Segera kuantar Ibu menuju klinik terdekat. Berharap pertolongan yang cepat bisa meringankan penderitaan Ibu. Tak biasanya beliau terlihat begitu kesakitan seperti ini.
Diagnosa dokter menyatakan Ibu mengalami gejala typus, dan disarankan pemeriksaan lebih lanjut di laboratorium. Beberapa obat sebagai penyembuh awal telah diberikan. Kami pun pulang setelah merencanakan pemeriksaan selanjutnya di laboratorium.
Usai minum obat dokter, kondisi Ibu terlihat lebih segar dan membaik. Ibu bisa tidur nyenyak dan tidak bolak-balik ke kamar mandi. Aku lega, lalu berangkat lagi ke kantor setelah beberapa jam kutinggalkan untuk makan siang tadi.
Sepertinya, aku tak perlu mengantar Ibu melakukan pemeriksaan ke laboratorium lagi, agar tidak tertular virus berbahaya itu. Begitu pun Ibu, beliau tidak bersedia pergi ke laborat, takut juga katanya.
Dua hari berlalu, tiba-tiba Ibu mengeluh lagi. Kali ini badannya terasa panas. Aku coba ukur dengan termometer yang ada. Benar saja, Ibu mengalami demam tinggi.
Obat demam yang tempo hari diberikan dokter masih ada. Kusarankan Ibu untuk meminumnya sebelum kembali ke klinik. Berhasil, panas bisa diredam. Ibu tidak mengeluh lagi.
Namun, kondisi Ibu semakin memburuk, beliau makin lemah. Tak ada jalan lain, aku harus membawanya ke rumah sakit. Aku tidak ingin terjadi apa-apa dengan Ibu, setelah kepergian istriku dua bulan lalu, Ibu adalah perempuan satu-satunya yang kupunya.
Sore itu, sesampainya di instalasi gawat darurat, Ibu segera ditangani dengan baik. Sambil menunggu hasil pemeriksaan, aku diminta menyelesaikan semua administrasi di ruang lain. Tanda tangan beberapa kali di formulir berbeda, membuatku gelisah dengan keadaan Ibu.

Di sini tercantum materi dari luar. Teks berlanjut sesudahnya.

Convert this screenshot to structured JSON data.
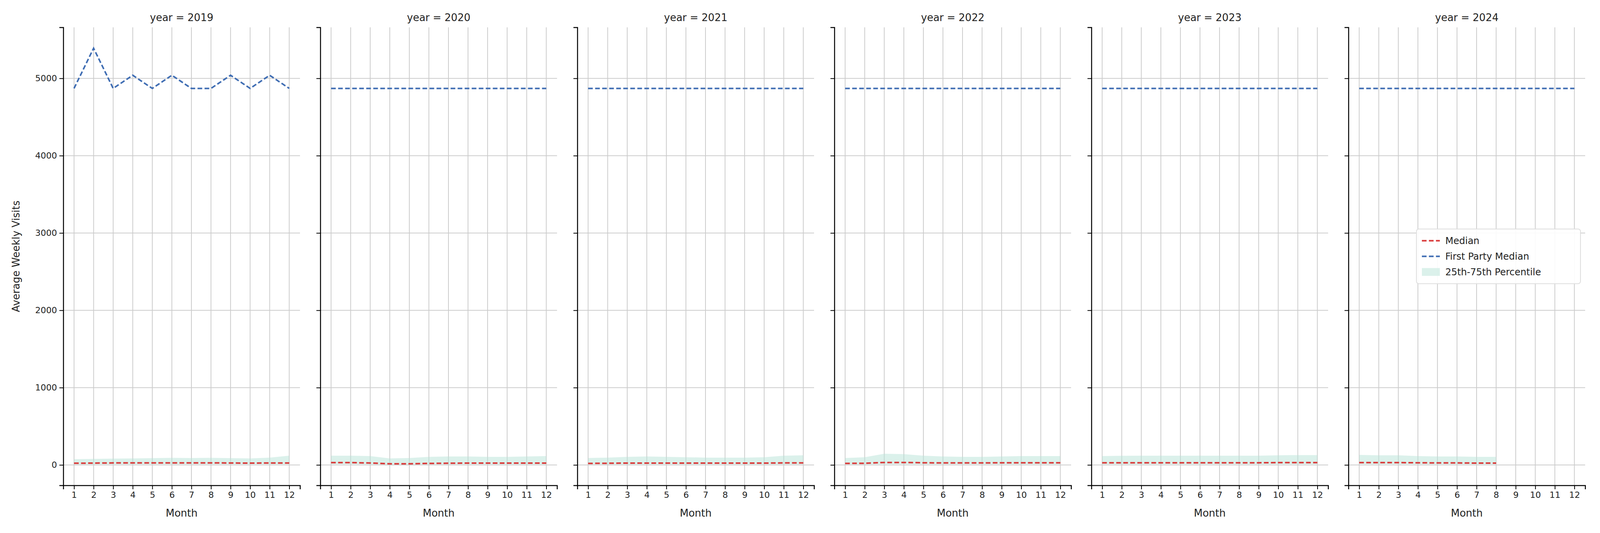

Menjelang Ramadan, tepat ketika azan Magrib mulai berkumandang, saat itu juga Ibu menghembuskan napas terakhirnya. Aku hanya diam dan terpaku pada keadaan. Wanita yang telah melahirkanku berpulang dalam dekapan.
Ya Tuhan, ujian apa lagi ini? Dua bulan yang lalu istriku telah Kau panggil. Kini Ibuku, begitu banyakkah dosa dan kesalahan yang telah kulakukan, sehingga kedua perempuanku Kau panggil dalam waktu yang tak lama berselang?
Aku tersedu dalam pilu, sendiri menghadapi kenyataan. Siapa lagi pelipur kalbu saat gundah melanda? Tuhan, adilkah ini?
Perawat datang memintaku ke ruang dokter. Di sana hasil beberapa pemeriksaan Ibu dari laborat telah siap. Aku hanya bisa menyimak tanpa bisa berkata-kata.
“Pak Fadli, ini hasil dari pemeriksaan laborat Ibu Fatimah. Di sini saya hanya menyampaikan berdasarkan hasil yang tertera, ada beberapa kemungkinan penyebab Ibu berpulang, salah satunya ditemukan pneumonia di paru-paru ibu saudara. Namun, saya belum bisa memastikan apa Ibu Fatimah positif corona. Hasilnya baru keluar satu minggu lagi. Dan di sini saya juga minta Bapak bersedia di test. Kemungkinan besar Bapak juga bisa tertular karena telah melakukan kontak fisik dengan Ibu. Jadi, saya minta kesediaannya, ya, Pak. Mohon maaf atas keadaan ini. Semua juga demi kebaikan kita.”
Lunglai tubuhku. Seolah tulang penyangga yang selama ini ada dicabut dan dibuang entah ke mana. Aku terhempas. Ibu berpulang karena corona? Sementara hanya aku yang keluar masuk rumah.
Selama ini, Ibu hanya diam di rumah dengan pembantu. Akulah yang keluar masuk rumah, ke kantor dan untuk urusan lain. Bisa kusimpulkan, akulah pembawa virus itu ke rumah.
Tahun ini Ramadan datang dengan kesedihan. Kedua perempuanku berpulang jauh dari dekapan. Ramadan kali ini aku benar-benar kesepian. Sesepi dinding-dinding dalam ruang isolasi, karena aku positif covid.